– Ни фига себе, Лозовая, вот тебе и мышь ботаническая, – сказал Борисченко, присвистнув. – Слышь, Дэн, а я думал, ты гонишь.

– Заткнись, Лёха, – сквозь зубы бросил я.

Платье у неё было оранжево-коричневое, цвета осенних листьев, как свитер, в котором она сидела тогда в кафе. Может быть, это был её любимый цвет, а может, опять постаралась Мамель, подбирая каждой девочке наряд к лицу. От плеча до подола вниз спускалась золотая вышивка, шарф прикрывал плечи и шею. Она была вся прозрачная, золотая, словно феи на нашей ёлке.

Аня кивнула мне и подошла к Гогаве. Было слышно, как наверху, в зале, началось выступление первых школ-конкурсантов. Мы выходили четвёртыми. Мамель сбегала наверх оценить обстановку.

– Ничего, – сказала, – сороковая школа хорошо оттанцевала, скорее всего, будут вторыми. Пятая идет за нами – у них однозначно первое место. Больше серьёзных конкурентов у нас нет. Нам можно спокойно рассчитывать на третье-четвёртое.

Аня поднималась рядом, едва касаясь моей руки. Наш выход помню, как во сне. Мы произвели впечатление, кажется: зрители захлопали, одобрительно зашумели. Оттанцевали полонез. Вроде никто не споткнулся и не запутался. Встали в позицию для вальса. Аня вдруг на один миг подняла на меня глаза. Казалось, мы закружились в невесомости, потеряв контроль над телами. Я очнулся уже за колоннами. Оттуда мы могли посмотреть выступление остальных школ. Мамель бегала между нами, повторяла:

– Молодцы, молодцы!

Пятая гимназия была на высоте. Они выбрали рок-н-ролл вторым танцем. Полонез их девочки танцевали в длинных пышных нарядах, а на рок-н-ролл вдруг скинули верхние пачки и остались в коротеньких юбочках с бахромой. Выплясывали так, что ноги выше ушей задирались, мы все хлопали и орали от восторга и радости, что всё страшное позади. После конкурса нас попросили подождать наверху, у гримёрок.
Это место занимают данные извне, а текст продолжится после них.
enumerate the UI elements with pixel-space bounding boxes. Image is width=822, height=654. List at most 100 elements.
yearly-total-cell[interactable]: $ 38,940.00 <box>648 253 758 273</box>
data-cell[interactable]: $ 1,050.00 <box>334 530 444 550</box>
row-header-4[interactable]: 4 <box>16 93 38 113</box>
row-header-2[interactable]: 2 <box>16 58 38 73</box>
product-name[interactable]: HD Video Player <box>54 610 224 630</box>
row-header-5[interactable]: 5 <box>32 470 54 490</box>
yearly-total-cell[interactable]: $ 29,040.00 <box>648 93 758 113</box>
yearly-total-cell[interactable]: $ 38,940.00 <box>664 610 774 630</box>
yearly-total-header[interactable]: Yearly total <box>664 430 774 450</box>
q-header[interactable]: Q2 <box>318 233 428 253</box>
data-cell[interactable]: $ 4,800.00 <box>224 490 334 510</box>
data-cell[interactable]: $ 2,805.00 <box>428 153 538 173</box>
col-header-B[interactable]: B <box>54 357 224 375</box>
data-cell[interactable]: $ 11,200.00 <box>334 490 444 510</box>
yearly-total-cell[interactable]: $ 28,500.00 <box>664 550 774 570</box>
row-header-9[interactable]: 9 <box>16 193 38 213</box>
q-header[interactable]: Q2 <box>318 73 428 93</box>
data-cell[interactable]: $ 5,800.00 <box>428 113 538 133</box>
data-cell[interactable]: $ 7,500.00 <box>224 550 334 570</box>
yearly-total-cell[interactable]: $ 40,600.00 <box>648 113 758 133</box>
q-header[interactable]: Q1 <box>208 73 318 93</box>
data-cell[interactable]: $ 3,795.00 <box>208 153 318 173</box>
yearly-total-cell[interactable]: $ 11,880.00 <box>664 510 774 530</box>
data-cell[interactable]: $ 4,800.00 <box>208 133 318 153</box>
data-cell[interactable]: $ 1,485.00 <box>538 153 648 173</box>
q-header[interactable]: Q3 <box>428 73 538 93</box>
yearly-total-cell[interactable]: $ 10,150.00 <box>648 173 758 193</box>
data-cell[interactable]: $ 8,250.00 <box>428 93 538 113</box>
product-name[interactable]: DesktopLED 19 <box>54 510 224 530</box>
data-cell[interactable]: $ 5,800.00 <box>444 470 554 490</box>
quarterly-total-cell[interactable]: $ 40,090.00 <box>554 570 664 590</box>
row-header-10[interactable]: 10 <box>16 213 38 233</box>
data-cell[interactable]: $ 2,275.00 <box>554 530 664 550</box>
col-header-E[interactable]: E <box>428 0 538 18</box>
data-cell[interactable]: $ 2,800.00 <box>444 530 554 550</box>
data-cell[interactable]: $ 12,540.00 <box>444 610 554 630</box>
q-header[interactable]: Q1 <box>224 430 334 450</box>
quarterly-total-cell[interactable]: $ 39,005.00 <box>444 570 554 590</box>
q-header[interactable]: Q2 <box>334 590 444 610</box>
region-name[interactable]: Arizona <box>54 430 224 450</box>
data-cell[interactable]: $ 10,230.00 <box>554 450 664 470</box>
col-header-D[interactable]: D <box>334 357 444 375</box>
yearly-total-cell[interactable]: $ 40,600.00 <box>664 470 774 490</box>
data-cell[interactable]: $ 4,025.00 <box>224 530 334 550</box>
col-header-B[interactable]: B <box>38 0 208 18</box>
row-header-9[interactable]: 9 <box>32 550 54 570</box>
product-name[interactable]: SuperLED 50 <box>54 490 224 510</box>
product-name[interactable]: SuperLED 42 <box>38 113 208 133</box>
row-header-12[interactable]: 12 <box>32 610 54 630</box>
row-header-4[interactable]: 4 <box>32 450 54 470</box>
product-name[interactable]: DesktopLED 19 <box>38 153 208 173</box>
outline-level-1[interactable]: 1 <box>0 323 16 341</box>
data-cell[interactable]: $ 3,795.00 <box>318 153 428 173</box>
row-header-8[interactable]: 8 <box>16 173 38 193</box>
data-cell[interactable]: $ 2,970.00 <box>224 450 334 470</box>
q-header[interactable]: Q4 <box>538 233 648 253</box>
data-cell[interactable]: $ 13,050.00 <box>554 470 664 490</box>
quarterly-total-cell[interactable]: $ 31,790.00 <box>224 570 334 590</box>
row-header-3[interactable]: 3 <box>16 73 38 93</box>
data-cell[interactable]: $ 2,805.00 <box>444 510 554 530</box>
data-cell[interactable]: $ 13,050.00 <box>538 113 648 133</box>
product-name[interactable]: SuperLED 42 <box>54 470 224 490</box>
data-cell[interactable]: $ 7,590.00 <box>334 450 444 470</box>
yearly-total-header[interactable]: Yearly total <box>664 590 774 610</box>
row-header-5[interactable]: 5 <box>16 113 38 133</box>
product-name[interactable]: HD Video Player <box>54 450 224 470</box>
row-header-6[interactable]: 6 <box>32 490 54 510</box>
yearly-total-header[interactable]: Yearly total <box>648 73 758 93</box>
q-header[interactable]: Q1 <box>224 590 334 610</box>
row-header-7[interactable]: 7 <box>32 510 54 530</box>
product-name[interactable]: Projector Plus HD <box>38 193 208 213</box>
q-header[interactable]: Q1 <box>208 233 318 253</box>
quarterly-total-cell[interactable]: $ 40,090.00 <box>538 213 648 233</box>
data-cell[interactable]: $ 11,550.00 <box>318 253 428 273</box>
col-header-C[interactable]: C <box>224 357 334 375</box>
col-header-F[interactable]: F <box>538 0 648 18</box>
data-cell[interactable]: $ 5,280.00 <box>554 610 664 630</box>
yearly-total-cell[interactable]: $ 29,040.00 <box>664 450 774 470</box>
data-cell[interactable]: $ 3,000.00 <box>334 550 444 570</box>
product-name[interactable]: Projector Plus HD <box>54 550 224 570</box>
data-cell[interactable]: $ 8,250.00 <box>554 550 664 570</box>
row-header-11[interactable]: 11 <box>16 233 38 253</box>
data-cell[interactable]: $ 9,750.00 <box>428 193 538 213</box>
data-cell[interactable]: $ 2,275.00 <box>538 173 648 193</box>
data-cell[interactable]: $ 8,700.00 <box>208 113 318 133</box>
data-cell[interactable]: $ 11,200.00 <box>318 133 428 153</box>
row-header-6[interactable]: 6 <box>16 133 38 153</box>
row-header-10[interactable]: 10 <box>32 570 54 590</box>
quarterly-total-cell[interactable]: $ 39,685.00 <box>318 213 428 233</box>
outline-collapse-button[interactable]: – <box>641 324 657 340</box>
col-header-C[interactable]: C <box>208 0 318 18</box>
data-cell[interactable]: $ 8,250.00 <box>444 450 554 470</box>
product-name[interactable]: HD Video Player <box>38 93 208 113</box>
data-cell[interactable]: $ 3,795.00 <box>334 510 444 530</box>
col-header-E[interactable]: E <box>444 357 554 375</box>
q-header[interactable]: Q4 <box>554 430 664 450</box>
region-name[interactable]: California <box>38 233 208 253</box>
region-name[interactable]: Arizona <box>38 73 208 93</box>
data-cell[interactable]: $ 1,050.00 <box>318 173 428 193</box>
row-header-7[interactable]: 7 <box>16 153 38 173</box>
Мамель велела нам не разбредаться, но мы всё равно разбрелись. Я постоял у переодевалок, надеясь, что перехвачу Аню и мы поговорим, но от тусклого света и шума голосов немного заболела голова. С чердака тянуло морозным воздухом с душком сигаретного дыма. Там уже бродило несколько ребят из гимназии, кто-то слушал музыку на мобильнике, искажённый звук разносился залихватским эхом. Я услышал знакомые голоса справа от лестницы, заглянул в приоткрытую дверь. У окна стояли Скобцева, Гогава и Аня в своих бальных платьях и шарфиках. Кто-то умудрился открыть перекошенную форточку в высоком сводчатом окне, и Славка курила, стряхивая пепел на грязный подоконник.

Я зашёл, стараясь не сильно коситься на Аню, и сказал Скобцевой:

– Ты что, очумела? Моя Мамель дуба даст, если ты платье прожжёшь! Знаешь, сколько оно стоит?

– Да Дэн! – сказала Славка. – Я же очень осторожно! Ну всё, всё, тушу. Просто перетряслась вся, до сих пор типает.

– Ну да, – признался я, меня тоже немного потряхивало, но уже не от пережитого волнения. – Зато красиво выступили. Я у Чижа смотрел на камере.

– Да? – оживилась Славка. – Я тоже хочу позырить.

Позвала Софу. Гогава, подойдя ближе, внимательно посмотрела мне в лицо и глазами указала на Аню. Софа и Славка быстро вышли, перемигиваясь, Аня пошла следом за ними, прошла мимо меня, и я схватил её за запястье.

Наши руки натянулись, как тетива, и Аня замерла, не оборачиваясь.

– Дэн, – проговорила, – не надо.

– Почему? – спросил я, немного приободрившись от того, что она меня сразу не послала. – Я что, не имею права ничего сказать в своё оправдание?

– А не надо оправдываться, – сказала Аня, – смысл в этом какой?

Я немного растерялся и сказал:

– Как какой? Я же не хочу, чтобы ты меня подлецом считала.